PCOS cannot be cured. It is treated to prevent symptomatic problems and arrive at the results you want to get: Pregnancy, preventing heart problems or reduce the risk of diabetes. Treatments include:

  • Birth Control Pills – Combination pills will control your menstrual cycle, reduce the male androgen hormone concentration and clear up acne for as long as you take it.
  • Diabetes Medication – Glucophage (Metformin – Diabetes Type 2 drug) is used off label to restart ovulation, slow down hair growth, decrease body mass and cholesterol.
  • Fertility Medications – Clomiphene citrate (Clomid, Serophene). Treatment with clomiphene citrate causes the pituitary gland to produce more FSH. This causes the egg to mature and be released. Sometimes women need stronger fertility drugs to get pregnant. A side effect is the risk of multiple births.
  • Anti-Androgen Medicine – Finasteride (Propecia), Flutamide (Eulexin, Flutamin) or Spironolactone (Aldactone) are often used in combination with birth control pills to normalize hair growth and acne
  • Surgery – A process called “ovarian drilling” is used to temporary control androgens and
  • Lifestyle Modification – Eat healthy, exercise and loose weight. Losing weight (which can be difficult) may help to reduce the high insulin levels in the blood. For women with this condition who are overweight, weight loss can reduce insulin resistance, stimulate ovulation, and improve fertility rates.

PCOS Dangers

  • After menopause, excessive hair growth continues, and male pattern baldness or thinning hair gets worse after menopause. Also, the risks of complications from PCOS, such as heart attack, stroke and diabetes, increase as a woman gets older.

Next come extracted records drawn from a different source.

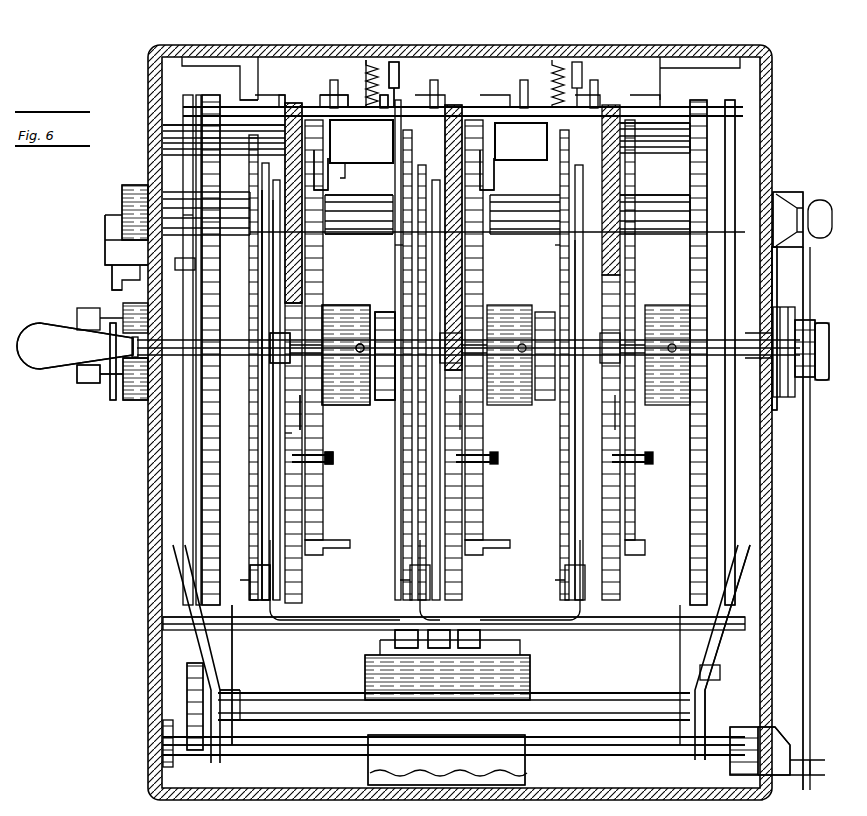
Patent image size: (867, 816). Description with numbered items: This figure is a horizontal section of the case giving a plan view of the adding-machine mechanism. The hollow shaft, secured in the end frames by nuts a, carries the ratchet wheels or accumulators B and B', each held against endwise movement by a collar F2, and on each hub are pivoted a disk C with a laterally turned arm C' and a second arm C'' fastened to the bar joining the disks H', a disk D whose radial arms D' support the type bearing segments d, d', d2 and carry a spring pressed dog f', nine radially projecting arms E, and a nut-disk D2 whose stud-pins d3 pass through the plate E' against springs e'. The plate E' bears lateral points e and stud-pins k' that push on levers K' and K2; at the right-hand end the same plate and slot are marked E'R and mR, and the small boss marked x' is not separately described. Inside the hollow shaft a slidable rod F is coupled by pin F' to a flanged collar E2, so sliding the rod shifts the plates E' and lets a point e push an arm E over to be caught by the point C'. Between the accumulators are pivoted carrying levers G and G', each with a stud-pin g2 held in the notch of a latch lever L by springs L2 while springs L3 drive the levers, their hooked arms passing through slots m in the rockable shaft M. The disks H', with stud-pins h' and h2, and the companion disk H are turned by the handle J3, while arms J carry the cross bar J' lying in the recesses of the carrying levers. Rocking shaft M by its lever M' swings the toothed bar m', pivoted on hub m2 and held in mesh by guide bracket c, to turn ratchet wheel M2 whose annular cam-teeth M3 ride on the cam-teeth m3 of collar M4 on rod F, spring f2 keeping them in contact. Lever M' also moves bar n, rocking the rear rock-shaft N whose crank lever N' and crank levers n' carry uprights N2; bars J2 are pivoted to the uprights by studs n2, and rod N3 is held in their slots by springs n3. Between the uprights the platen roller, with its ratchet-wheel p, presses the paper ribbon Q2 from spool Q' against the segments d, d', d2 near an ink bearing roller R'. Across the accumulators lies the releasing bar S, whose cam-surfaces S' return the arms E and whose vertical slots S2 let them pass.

The springs L2 is at (394, 60).
The springs L3 is at (372, 95).
The releasing bar S is at (251, 86).
The cam-surfaces S' is at (278, 85).
The vertical slots S2 is at (322, 95).
The cross bar J' is at (463, 102).
The latch lever L is at (386, 92).
The stud-pin g2 is at (380, 102).
The stud-pins k' is at (356, 162).
The transverse slots m is at (359, 185).
The lever K' is at (329, 184).
The rockable shaft M is at (359, 225).
The carrying lever G is at (384, 250).
The plate E' is at (256, 200).
The ratchet wheel B' is at (418, 237).
The ratchet wheel B is at (264, 203).
The radially projecting arms E is at (504, 141).
The lever K2 is at (497, 195).
The carrying lever G' is at (541, 250).
The flanged collar E2 is at (350, 310).
The collar F2 is at (385, 356).
The pin F' is at (352, 362).
The collar x' is at (289, 343).
The lateral points e is at (298, 401).
The arm C'' is at (248, 395).
The nut-disk D2 is at (292, 437).
The gear R' is at (383, 373).
The stud-pins d3 is at (333, 455).
The springs e' is at (308, 471).
The disk C is at (244, 395).
The disk D is at (287, 400).
The spring pressed dog f' is at (247, 581).
The arms D' is at (454, 606).
The arm C' is at (554, 420).
The handle J3 is at (75, 346).
The collar M4 is at (77, 365).
The cam-teeth m3 is at (100, 380).
The annular cam-teeth M3 is at (110, 380).
The ratchet wheel M2 is at (123, 400).
The hub m2 is at (122, 190).
The toothed bar m' is at (107, 240).
The guide bracket c is at (116, 272).
The disks H' is at (211, 349).
The stud-pin h' is at (198, 204).
The stud-pin h2 is at (190, 268).
The shaft E'R is at (655, 134).
The shaft mR is at (655, 200).
The rack H is at (698, 352).
The arms J is at (735, 352).
The lever M' is at (791, 201).
The spring f2 is at (798, 320).
The nuts a is at (778, 334).
The slidable rod F is at (804, 392).
The bar n is at (791, 518).
The uprights N2 is at (228, 690).
The bars J2 is at (712, 660).
The ratchet-wheel p is at (187, 688).
The studs n2 is at (454, 704).
The rod N3 is at (345, 748).
The springs n3 is at (232, 745).
The crank levers n' is at (454, 770).
The type bearing segment d is at (405, 655).
The type bearing segment d' is at (437, 655).
The type bearing segment d2 is at (468, 650).
The spool of paper Q' is at (463, 668).
The paper ribbon Q2 is at (525, 772).
The rock-shaft N is at (733, 755).
The crank lever N' is at (778, 766).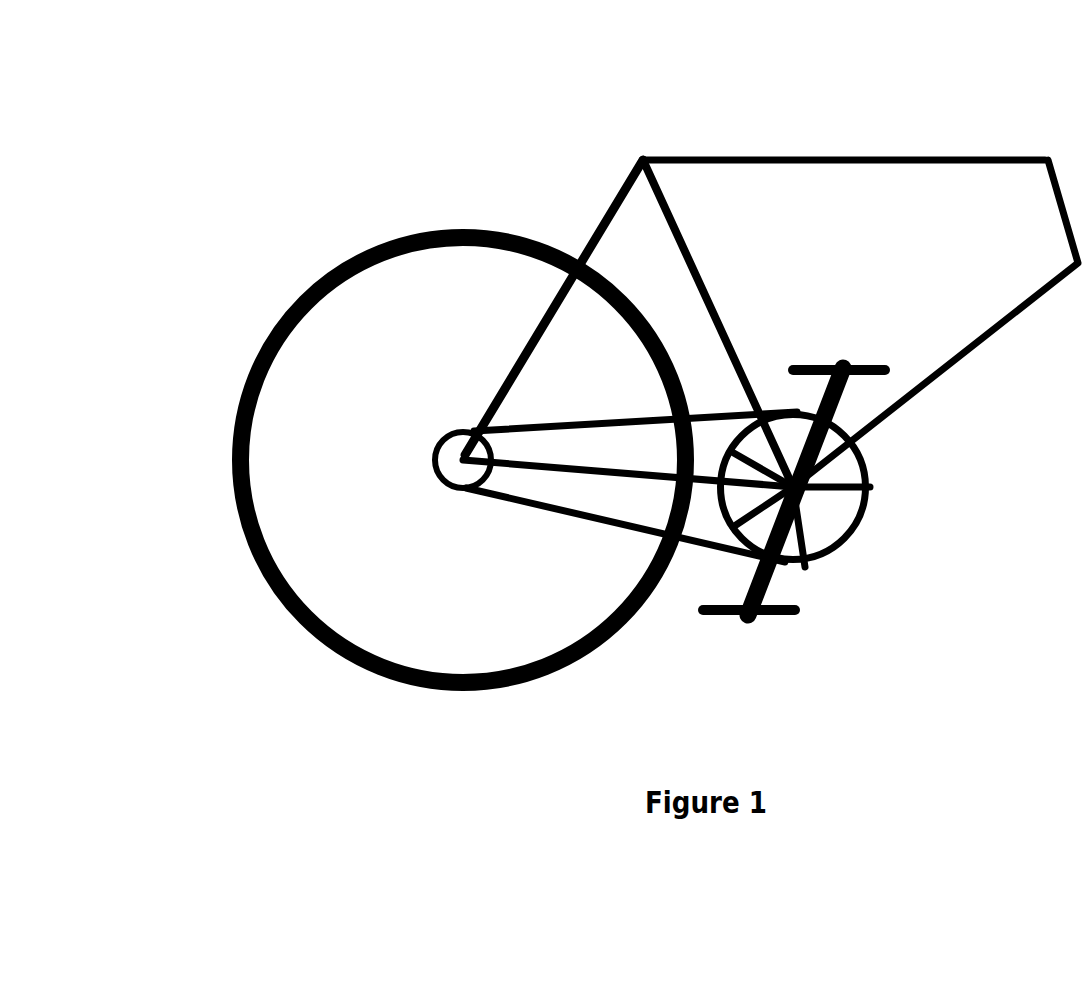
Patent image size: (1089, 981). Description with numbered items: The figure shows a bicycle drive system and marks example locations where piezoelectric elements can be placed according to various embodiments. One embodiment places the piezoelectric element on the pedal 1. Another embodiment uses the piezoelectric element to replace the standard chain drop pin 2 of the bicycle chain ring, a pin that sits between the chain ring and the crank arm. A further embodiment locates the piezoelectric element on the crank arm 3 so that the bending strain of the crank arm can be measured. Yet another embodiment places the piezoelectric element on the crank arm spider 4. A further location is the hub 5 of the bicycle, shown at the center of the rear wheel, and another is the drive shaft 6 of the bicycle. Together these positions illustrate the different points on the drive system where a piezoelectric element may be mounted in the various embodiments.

  • For pregnant women: There appears to be higher rates of miscarriage, gestational diabetes, pregnancy-induced high blood pressure (pre-eclampsia), and premature delivery in women with PCOS. Researchers are studying how the diabetes medicine metformin can prevent or reduce the chances of having these problems while pregnant. Metformin also lowers male hormone levels and limits weight gain in women who are obese when they get pregnant.

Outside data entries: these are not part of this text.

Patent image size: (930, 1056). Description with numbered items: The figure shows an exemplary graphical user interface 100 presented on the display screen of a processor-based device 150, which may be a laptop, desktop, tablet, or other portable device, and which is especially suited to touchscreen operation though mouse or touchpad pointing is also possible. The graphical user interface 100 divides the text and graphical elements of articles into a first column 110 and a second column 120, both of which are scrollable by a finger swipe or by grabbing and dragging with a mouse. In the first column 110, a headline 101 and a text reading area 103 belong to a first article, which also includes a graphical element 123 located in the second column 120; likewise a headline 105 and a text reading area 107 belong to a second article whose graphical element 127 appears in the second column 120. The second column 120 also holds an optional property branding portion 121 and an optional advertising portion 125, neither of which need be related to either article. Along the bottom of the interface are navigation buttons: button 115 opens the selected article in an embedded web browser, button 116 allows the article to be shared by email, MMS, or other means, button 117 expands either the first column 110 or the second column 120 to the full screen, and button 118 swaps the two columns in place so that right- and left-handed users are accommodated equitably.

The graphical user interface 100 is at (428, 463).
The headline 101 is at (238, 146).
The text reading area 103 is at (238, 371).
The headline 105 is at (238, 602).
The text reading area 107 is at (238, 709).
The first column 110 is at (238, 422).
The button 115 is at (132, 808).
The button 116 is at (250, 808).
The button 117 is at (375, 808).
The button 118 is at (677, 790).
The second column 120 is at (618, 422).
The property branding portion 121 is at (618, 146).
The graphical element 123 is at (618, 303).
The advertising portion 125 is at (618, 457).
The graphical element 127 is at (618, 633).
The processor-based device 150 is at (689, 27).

  • More than 50 percent of women with PCOS will have diabetes or pre-diabetes (impaired glucose tolerance) before the age of 40.
  • Women with PCOS have a four to seven times higher risk of heart attack than women of the same age without PCOS.
  • Women with PCOS are at greater risk of having high blood pressure.
  • Women with PCOS have high levels of LDL (bad) cholesterol and low levels of HDL (good) cholesterol.
  • The chance of getting endometrial cancer is another concern for women with PCOS. Irregular menstrual periods and the absence of ovulation cause women to produce the hormone estrogen, but not the hormone progesterone. Progesterone causes the endometrium to shed its lining each month as a menstrual period. Without progesterone, the endometrium becomes thick, which can cause heavy bleeding or irregular bleeding. Over time, this can lead to endometrial hyperplasia, when the lining grows too much, and cancer.